I am trying to reproduce Camtasia's way of displaying audio signals which is a strictly positive envelope of the audio signal and very easy for me to identify some sounds visually. These are displays from Audacity and Camtasia (green) of a recording of someone saying the word "brown" sampled at 44.1 kHz. The Audacity display goes negative and oscillates a lot (spikey).
Here I read in the Audio file into Mathematica (using Audio[filename]) and extract channel 1 of the audio data into a List (First[AudioData[audio]]). My ultimate goal is to call the new Wolfram (Mathematica) Engine API from Python to get the outline, and then plot the points using a Python package.

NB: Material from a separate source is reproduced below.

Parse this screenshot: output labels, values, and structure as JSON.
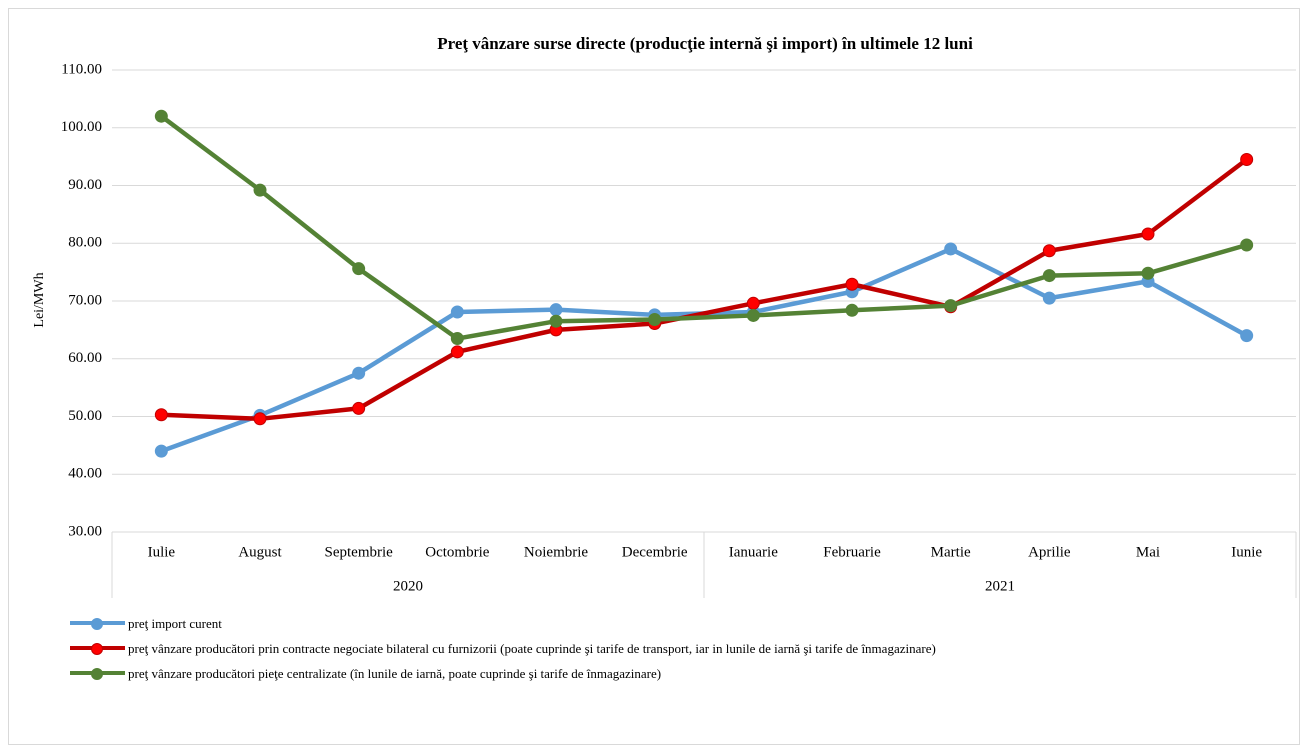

Wolfram provides this example for envelope detection: https://www.wolfram.com/mathematica/new-in-10/enhanced-sound-and-signal-processing/envelope-estimation.html
but it doesn't work very well as it's still way too spikey.
After a lot of playing in Mathematica, I found some functions and settings that seem to give a good approximation to Camtasia's display. Here I zoom in on the word "brown". It's 5000 samples and had a lowpass filter applied at 11k Hz.
ListLinePlot[{
FindPeaks[Abs[tfad[9070, 14500, fadlp]], 10]},
Epilog -> {PointSize[Small], Red,
Point[FindPeaks[Abs[tfad[9070, 14500, fadlp]], 10]]},
AspectRatio -> 1/2, ImageSize -> Medium, PlotRange -> Full,
Filling -> Axis,
FillingStyle -> Blue
]
Here, tfad[9070, 14500, fadlp] is just a 1-D list of the audio samples. The problem is that there are 100 or so points that define the outline, but there are three times as many other points that don't form the outline. It would be really inefficient to plot all those extraneous points, but I don't know how to get rid of them.
How can I get rid of those extra points or calculate the envelope in a better way (with an eye towards displaying in Python)?
EDIT:
Thank you for the suggestions! I don't have any place to upload the mp3, but I was able to put the mp4 of the entire phrase ("quick brown fox ...") on Vimeo: https://vimeo.com/343760131
I've been adding a really low lowpass filter and performed a resample at 8 kHz with:
AudioResample[ LowpassFilter[a, Quantity[500, "Hertz"]], "Telephone"]
I tried the AudioLocalMeasurement with RMS, Loudness and Power, and here is the result for Loudness:
It might look good if it had finer resolution.